Russell Crowe and Ben Affleck as college roomies. Russell Crowe actually has about eight years on Ben Affleck in real life, and though they've made some attempt to make Affleck look a bit older in the movie, the idea of him and Crowe as contemporaries is a bit of a stretch.

But that's not the biggest problem. The biggest problem is that the entire relationship, which is central to the movie, is a complete contrivance. One goes on to be a hotshot congressman, one turns into a shabby, sorta-skeevy journalist with bad hair and a gut. College roommates taking divergent paths after college isn't really that remarkable, I guess, but it just feels too neat and I don't really know why the characters had to have that much of a background. Crowe just could've been the old-school DC journalist who won Affleck's trust somehow, and when the big plot thing that happens actually happens and Affleck seeks out a journalist, Crowe could be the guy...OK, I'm thinking too much.

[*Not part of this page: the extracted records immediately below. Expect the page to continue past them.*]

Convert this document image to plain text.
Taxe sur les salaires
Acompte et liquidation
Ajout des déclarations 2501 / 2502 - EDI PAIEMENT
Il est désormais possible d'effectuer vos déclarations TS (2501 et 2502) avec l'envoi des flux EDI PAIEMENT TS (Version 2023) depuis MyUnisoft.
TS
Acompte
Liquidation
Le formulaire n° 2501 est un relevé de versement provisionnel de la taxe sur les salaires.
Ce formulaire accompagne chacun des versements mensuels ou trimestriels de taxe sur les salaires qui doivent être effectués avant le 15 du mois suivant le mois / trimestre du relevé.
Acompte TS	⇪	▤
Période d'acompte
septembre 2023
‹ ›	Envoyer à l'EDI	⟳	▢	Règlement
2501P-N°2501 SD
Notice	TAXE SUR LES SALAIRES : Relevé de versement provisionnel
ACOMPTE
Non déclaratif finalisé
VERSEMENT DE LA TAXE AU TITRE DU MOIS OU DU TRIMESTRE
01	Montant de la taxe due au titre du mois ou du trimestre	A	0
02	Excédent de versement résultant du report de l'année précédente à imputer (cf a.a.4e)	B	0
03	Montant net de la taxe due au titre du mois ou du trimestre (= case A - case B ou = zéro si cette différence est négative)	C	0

Oh wait - they had to have a relationship because there's this bit about Crowe having had an affair with Affleck's wife back in college that...really doesn't mean anything to the movie, except to add a layer of emotional complication that...doesn't provide any payoff and could've just as easily have been left out. Are we supposed to think that Robin Wright Penn would still be attracted to Russell Crowe even after he's put on thirty pounds and looks like he hasn't cut his hair since Woodstock? Hm.

On the plus side, about romances - they resisted the urge, at least in the final cut, to work in any sort of romantic angle between Crowe and McAdams, which was a good move. A lesser movie would've almost surely had them hook up at some point, or at least kiss. Now, Crowe seems to bond with the young reporter a little too easily, but that was at least tolerable.

In the final analysis - there aren't any really bad scenes in the movie, and there are at least a couple of good ones, including one pretty nice and suspenseful stretch that works even if it's hard to believe that Crowe's overweight desk jockey would be able to elude a trained killer. And the plot has some nice momentum and keeps you guessing.

On a scale of 1 to 10, I give it a 7 or 7.5, which these days is actually pretty good. It's like being a .290 hitter in baseball -- not outstanding, but capable. If you've got four or five dollars to spare and you want a couple of hours' entertainment, consider State of Play worth a rental. I realize that's faint praise, but faint is better than none.

You might think the movie's a dog from the blink-and-you-missed-it theatrical run, but I chalk that up to 50% marketing, 35% not enough violence or sex, 10% people not being able to figure out exactly what happened at the end, and 5% people who still give a shit that Russell Crowe threw a phone at some guy once.